Séverin, en se réveillant, vers deux heures, voit que la lune est levée. Il a encore les oreilles pleines de bruit ; la nuit cependant est toute tranquille et blanche ; seul dans les jardins un rossignol chante.

Des rayons entrés par les quatre carreaux de la fenêtre se sont posés sur le lit et le buffet ; ils dorment là, petites choses légères, impossibles et charmantes, que l’on dérangerait avec des doigts de rêve.

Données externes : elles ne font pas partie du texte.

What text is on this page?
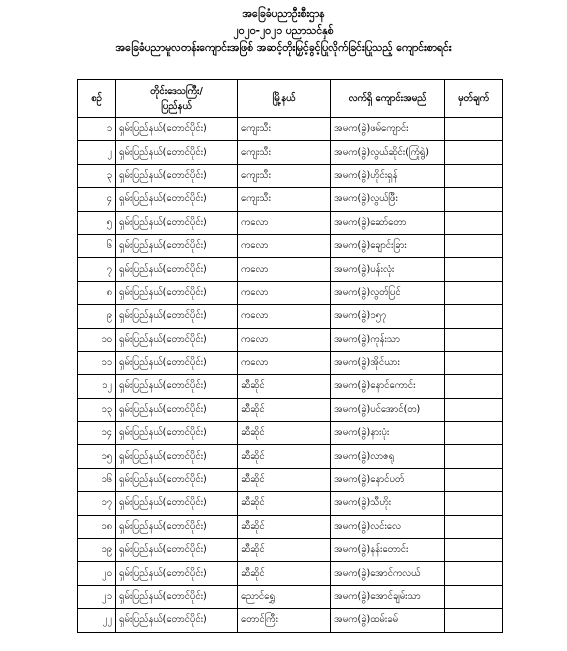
အခြေခံပညာဦးစီးဌာန
၂၀၂၀-၂၀၂၁ ပညာသင်နှစ်
အခြေခံပညာမူလတန်းကျောင်းအဖြစ် အဆင့်တိုးမြှင့်ခွင့်ပြုလိုက်ခြင်းပြုသည့် ကျောင်းစာရင်း
စဉ်	တိုင်းဒေသကြီး/
ပြည်နယ်	မြို့နယ်	လက်ရှိ ကျောင်းအမည်	မှတ်ချက်
၁	ရှမ်းပြည်နယ်(တောင်ပိုင်း)	ကျေးသီး	အမက(ခွဲ)ဖမ်ကျောင်း	
၂	ရှမ်းပြည်နယ်(တောင်ပိုင်း)	ကျေးသီး	အမက(ခွဲ)လွယ်ဆိုင်း(ကြုံရွဲ)	
၃	ရှမ်းပြည်နယ်(တောင်ပိုင်း)	ကျေးသီး	အမက(ခွဲ)ဟိုင်းရှန်	
၄	ရှမ်းပြည်နယ်(တောင်ပိုင်း)	ကျေးသီး	အမက(ခွဲ)လွယ်ဖြီး	
၅	ရှမ်းပြည်နယ်(တောင်ပိုင်း)	ကလော	အမက(ခွဲ)ဆော်တော	
၆	ရှမ်းပြည်နယ်(တောင်ပိုင်း)	ကလော	အမက(ခွဲ)ချောင်းခြား	
၇	ရှမ်းပြည်နယ်(တောင်ပိုင်း)	ကလော	အမက(ခွဲ)ပန်းလုံး	
၈	ရှမ်းပြည်နယ်(တောင်ပိုင်း)	ကလော	အမက(ခွဲ)လွတ်ပြင်	
၉	ရှမ်းပြည်နယ်(တောင်ပိုင်း)	ကလော	အမက(ခွဲ)၁၅၇	
၁၀	ရှမ်းပြည်နယ်(တောင်ပိုင်း)	ကလော	အမက(ခွဲ)ကုန်းသာ	
၁၁	ရှမ်းပြည်နယ်(တောင်ပိုင်း)	ကလော	အမက(ခွဲ)အိုင်ယား	
၁၂	ရှမ်းပြည်နယ်(တောင်ပိုင်း)	ဆီဆိုင်	အမက(ခွဲ)နောင်ကောင်း	
၁၃	ရှမ်းပြည်နယ်(တောင်ပိုင်း)	ဆီဆိုင်	အမက(ခွဲ)ပင်အောင်(တ)	
၁၄	ရှမ်းပြည်နယ်(တောင်ပိုင်း)	ဆီဆိုင်	အမက(ခွဲ)နားပုံး	
၁၅	ရှမ်းပြည်နယ်(တောင်ပိုင်း)	ဆီဆိုင်	အမက(ခွဲ)လာဇရု	
၁၆	ရှမ်းပြည်နယ်(တောင်ပိုင်း)	ဆီဆိုင်	အမက(ခွဲ)နောင်ပတ်	
၁၇	ရှမ်းပြည်နယ်(တောင်ပိုင်း)	ဆီဆိုင်	အမက(ခွဲ)သီဟိုး	
၁၈	ရှမ်းပြည်နယ်(တောင်ပိုင်း)	ဆီဆိုင်	အမက(ခွဲ)လင်းလေ	
၁၉	ရှမ်းပြည်နယ်(တောင်ပိုင်း)	ဆီဆိုင်	အမက(ခွဲ)နန်းတောင်း	
၂၀	ရှမ်းပြည်နယ်(တောင်ပိုင်း)	ဆီဆိုင်	အမက(ခွဲ)အောင်ကလယ်	
၂၁	ရှမ်းပြည်နယ်(တောင်ပိုင်း)	ညောင်ရွှေ	အမက(ခွဲ)အောင်ချမ်းသာ	
၂၂	ရှမ်းပြည်နယ်(တောင်ပိုင်း)	တောင်ကြီး	အမက(ခွဲ)ထမ်းခမ်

Et voici que Séverin revoit, très loin en arrière, une maison toute pareille à celle-ci : des poutrelles fumées et fléchissantes, un lit, un buffet avec son vaisselier, une table qui boite à cause de la terre inégale… oui, pareille, bien pareille ! Là, dans le coin de la cheminée, sur la pierre fendue, une vieille aux yeux blancs qui crachote dans la cendre, puis une autre femme voûtée avec des lèvres pâles, puis des petits qui pleurent et qui se traînent à peine vêtus… Quelle vision ! les genoux transis, la huche vide, la faim, le froid, la toux, la mort qui passe… Ce n’est pas un cauchemar, c’est un souvenir.